House 1: I am a 4 bedroomed house with a large garden, occupied by a couple in their 70s. They bought me in the 1970s with a mortgage based on the husband’s income alone. They own me outright. I am now worth 15 times what they originally paid for me. Their two grown up children are raising families of their own in other towns, but twice a year they come back to visit and I am full of laughter and noise again.
For the rest of the year, the couple who live here have three more bedrooms than they really need and a lot more garden than they can manage.
A think-tank has suggested that the couple should be given tax incentives to move to a smaller home. Perhaps one with only two spare bedrooms rather than three. Maybe a stamp duty rebate? It’s just a suggestion. No one will be coerced or punished for not moving. It’s just free money if you do. Think about it, eh?
(Naturally the couple who live here are outraged by the disrespect for the older generation that this idea displays).
Follow the discussion here:
House 2: I am a small two-bedroomed social housing flat. My occupiers are a couple in their early thirties. They long to have children but the husband’s long term illness rules this out now. He does not work due to his disability. His wife is his full time carer. Both are on benefits. Two days a week they look after, for free, her young niece so that her sister can go out work. I like those days the best – I am at my liveliest then, and I can see that my occupiers like to be close to their niece and are pleased to help out.
The govt regards me as under-occupied because I have a ‘spare’ room. My occupiers must move out. If they do not do so their benefits will be reduced. There are no local one-bedroomed flats available so my occupiers will have to relocate to another town. They will no longer be able to care for their niece, whose mother will – in turn – lose her job. It’s a shame I suppose but why should taxpayers money pay for a half-empty house?
Consider this issue here: http://www.guardian.co.uk/politics/2011/oct/23/social-housing-windows-welfare…
House 3: I am a large family home in a lovely seaside location. I say ‘family home’ but I don’t actually have a family that lives in me all the time. ‘My’ family lives somewhere else, but they bought me as an investment holiday let which means that for 70 days of the year and sometimes more, other families do come and stay in me. That’s nice. The rest of the time I am empty. There are 245,000 other houses a bit like me. Empty most of the year. We’re a bit like spare bedrooms in a way. Only we’re ‘spare houses’. When my family first bought me they used to say that I was “a luxury from which it was hard to derive a significant income”. But now that’s changed. I have become a “year-round investment”.
That sounds good, doesn’t it? Although it might be nice to be actually lived in all the time.
Still there are already lots of good tax breaks for having a spare house.

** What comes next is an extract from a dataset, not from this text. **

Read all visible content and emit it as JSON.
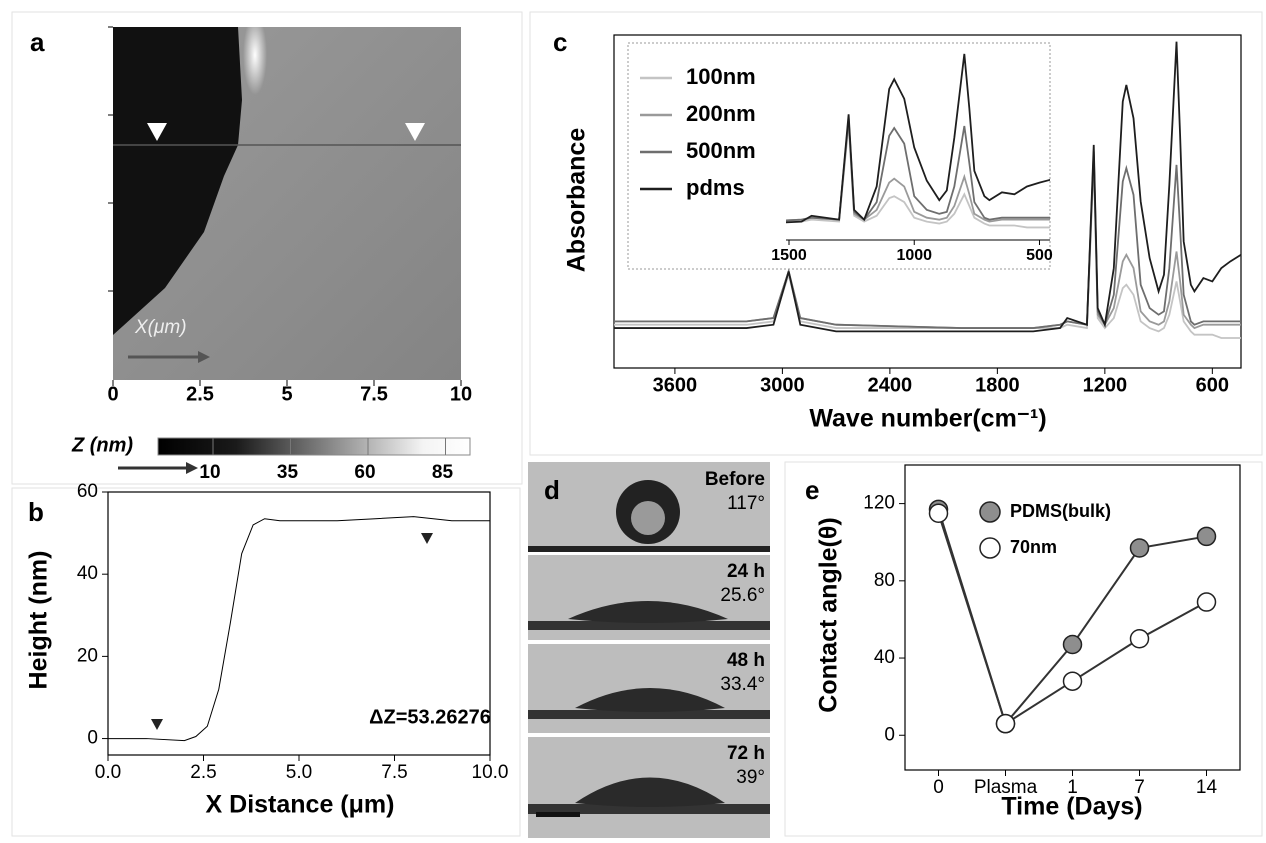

Find out more about them here: http://www.telegraph.co.uk/finance/personalfinance/7948047/Number-of-second-h…
So to summarise:
If you are in social housing and have one spare room, shape up or ship out. We’ll take your benefits away to help you focus your mind.
If you own your own home and have more than two spare rooms, have a think about whether you might want to downsize. If you do, there’s some money in it for you.
If you’re part of the 1% of households* that’s got a whole spare house, well just keep on making the most of those tax breaks.
The Tale of Three Houses. In case you’re wondering…it’s the worst of times.
(*Calculated on the basis that there are approx 245,000 second homes in the UK and approx 25million households. Roughly.)